Another BuzzFeed report showed that Wehby’s economic proposal matched material from two other Republican politicians, Sen. Rob Portman of Ohio and a 2012 congressional candidate, Gary DeLong.

Wehby, a pediatric neurosurgeon and former trustee at the American Medical Association, has made her health care expertise the centerpiece of her campaign against first-term Democratic Sen. Jeff Merkley. Merkley’s campaign said the revelation that her prescription for fixing the American health care system matched the poll-tested suggestions from Crossroads undermines her case.

“This is more proof that Wehby is in lockstep with national Republicans and their billionaire special interest allies, and will be a rubber stamp for their priorities in the Senate,” Merkley’s campaign manager, Alex Youn, said in a statement on Wednesday.

Wehby said the policy proposals in the Crossroads presentation are common Republican suggestions for fixing the health care system.

“These aren’t proprietary ideas of one particular group,” Wehby told The Associated Press in an interview Wednesday evening. “This is what we all talk about. In every plan, you’ll see the same issues, and that’s why these are good plans. I don’t need some organization to tell me. I’ve been studying this Obamacare since before it passed.”

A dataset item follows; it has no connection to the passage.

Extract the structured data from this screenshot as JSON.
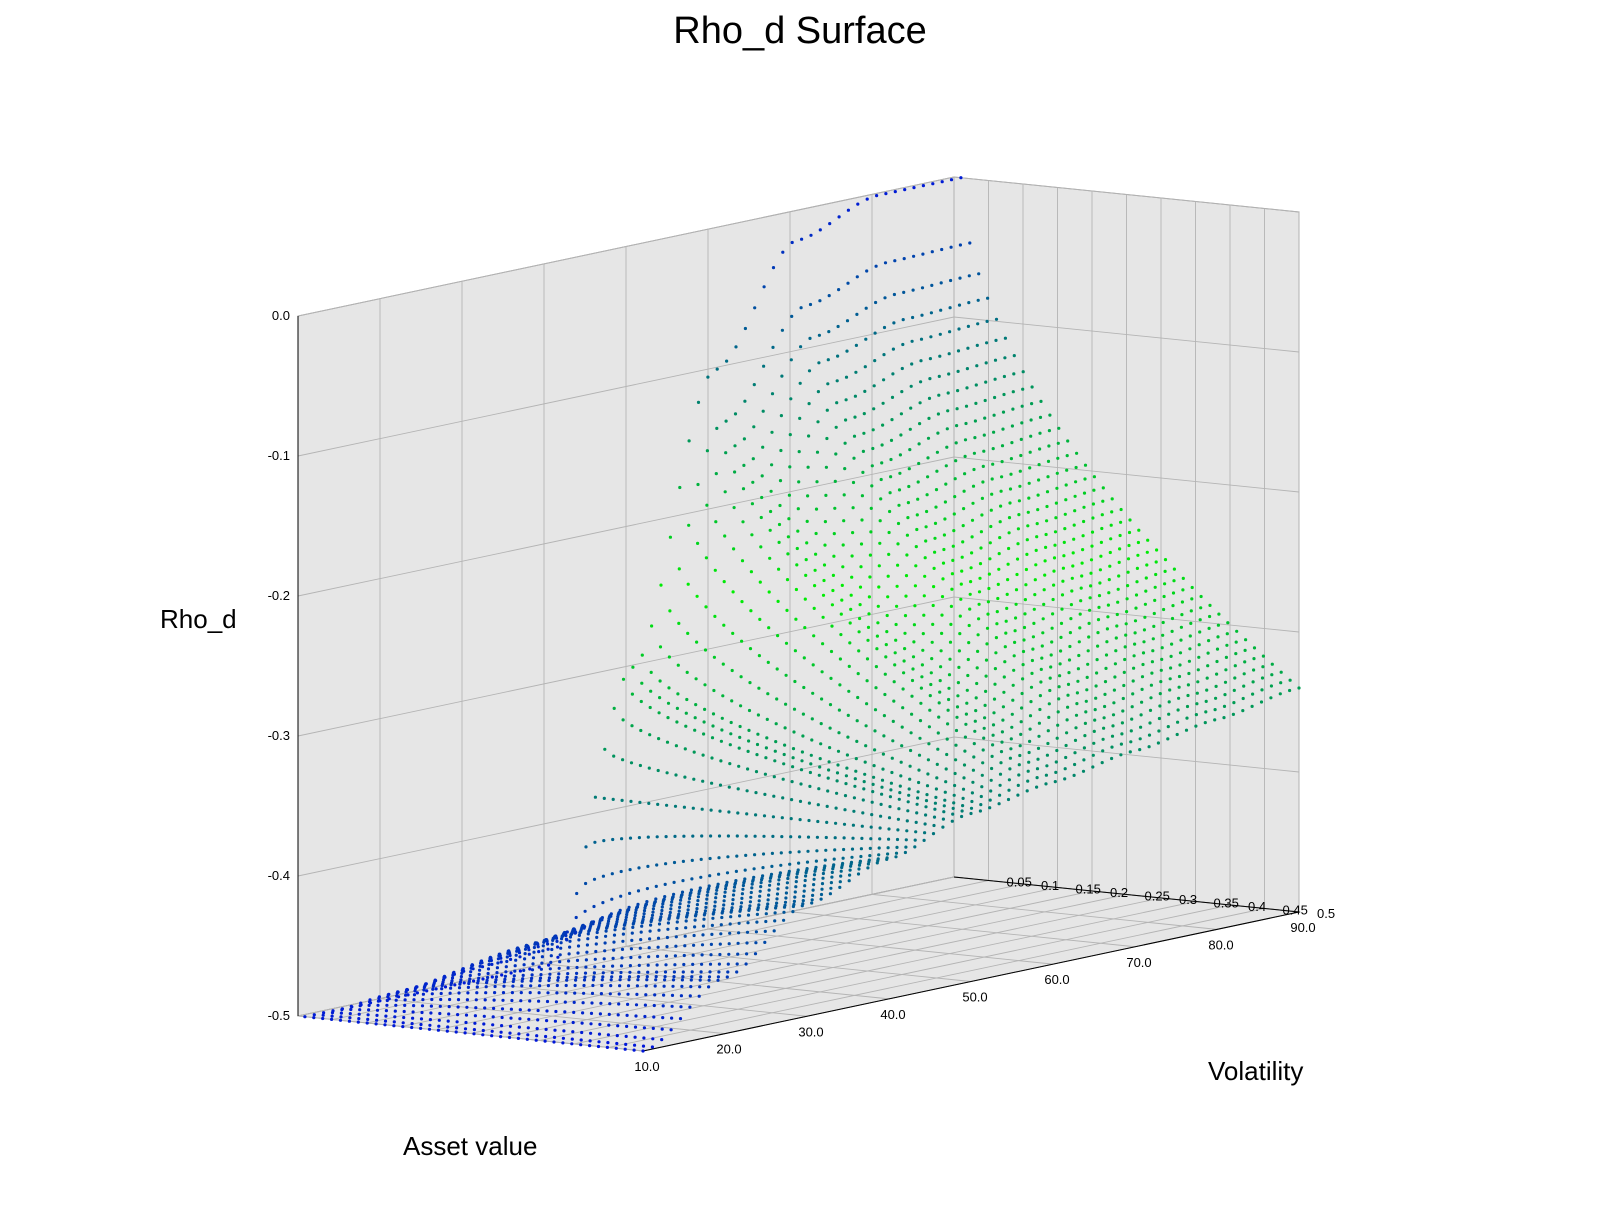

Wehby’s health care plan, which she repeated Wednesday, proposes expanding use of health savings accounts, allowing consumers to purchase policies from other states and opening access to cheaper catastrophic insurance plans, which only cover very high health care expenses. She also suggested allowing consumers to use pre-tax money to buy insurance and eliminating the tax on medical devices.

Those ideas are all included in the Crossroads presentation as policies that were popular with the public.

“The concepts and ideas are my concepts and ideas that I agree with,” Wehby said. “But as far as wording goes, I had no idea that the same wording had been used elsewhere until all this happened. So we took it down.”

Wehby sidestepped a question about whether the copied material constituted plagiarism, a word Merkley’s campaign is using. She did not name the staffer she blames. Wehby shook up her staff and hired a new campaign manager earlier this summer.